In the letsencrypt.log file it says:
self._initialized.prepare()
File “/root/.local/share/letsencrypt/lib/python2.7/site-packages/certbot_apache/configurator.py”, line 189, in prepare
self.version)
File “/root/.local/share/letsencrypt/lib/python2.7/site-packages/certbot_apache/parser.py”, line 46, in init
self.loc = {“root”: self._find_config_root()}
File “/root/.local/share/letsencrypt/lib/python2.7/site-packages/certbot_apache/parser.py”, line 619, in _find_config_root
raise errors.NoInstallationError(“Could not find configuration root”)
Hi @pabl_guti, do you have an Apache web server installed on your system? What version of Apache, and how did you originally install Apache? Are there Apache configuration files inside of /etc/apache2 there?
I do! The version of Apache available in CentOS 6’s official repositories is 2.2.15 and its configuration directory is /etc/httpd. What’s going on here is Cerbot is recognizing your Linux distro and expecting things to be set up according to the normal conventions of that distro. Since these conventions aren’t being followed here, Certbot gets confused, says it can’t find your Apache installation, and exits.

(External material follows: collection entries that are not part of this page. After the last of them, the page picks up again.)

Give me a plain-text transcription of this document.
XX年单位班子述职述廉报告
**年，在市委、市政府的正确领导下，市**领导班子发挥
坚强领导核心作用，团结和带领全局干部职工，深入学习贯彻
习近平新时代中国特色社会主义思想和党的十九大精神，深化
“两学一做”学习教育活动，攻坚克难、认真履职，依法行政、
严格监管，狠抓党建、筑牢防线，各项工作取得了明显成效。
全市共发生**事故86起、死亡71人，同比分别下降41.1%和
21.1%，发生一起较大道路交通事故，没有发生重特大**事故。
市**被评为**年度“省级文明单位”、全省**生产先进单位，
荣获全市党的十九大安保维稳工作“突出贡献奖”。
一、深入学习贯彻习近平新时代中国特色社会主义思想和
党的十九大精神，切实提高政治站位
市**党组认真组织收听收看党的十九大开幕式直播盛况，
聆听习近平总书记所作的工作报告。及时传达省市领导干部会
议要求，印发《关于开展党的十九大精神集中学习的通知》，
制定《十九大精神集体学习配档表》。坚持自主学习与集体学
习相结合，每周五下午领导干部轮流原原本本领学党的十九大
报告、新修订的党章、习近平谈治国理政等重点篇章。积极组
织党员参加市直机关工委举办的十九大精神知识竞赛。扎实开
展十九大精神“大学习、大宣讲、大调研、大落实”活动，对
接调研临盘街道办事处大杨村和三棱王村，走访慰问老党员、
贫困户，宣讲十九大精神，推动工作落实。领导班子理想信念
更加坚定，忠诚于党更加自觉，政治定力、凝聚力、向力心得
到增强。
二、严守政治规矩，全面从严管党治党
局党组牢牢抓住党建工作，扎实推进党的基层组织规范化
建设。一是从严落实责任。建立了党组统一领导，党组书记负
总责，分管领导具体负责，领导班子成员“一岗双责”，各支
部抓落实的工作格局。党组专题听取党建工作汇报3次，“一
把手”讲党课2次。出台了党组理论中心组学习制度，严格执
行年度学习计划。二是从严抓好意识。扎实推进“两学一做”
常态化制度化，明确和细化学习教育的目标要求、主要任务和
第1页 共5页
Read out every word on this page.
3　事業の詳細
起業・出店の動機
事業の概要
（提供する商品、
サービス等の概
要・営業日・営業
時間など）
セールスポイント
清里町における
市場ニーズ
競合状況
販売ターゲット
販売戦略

You can work around the problem with command line arguments to Certbot. A full list of relevant flags can be shown by running ./certbot-auto --help apache. At the very least, you’ll need to include --apache-server-root /etc/apache2 on the command line.
Also, if you don’t mind me asking, what VPS provider are you using? You said Apache has been installed from the beginning and I’m curious which VPS provider is setting things up this way.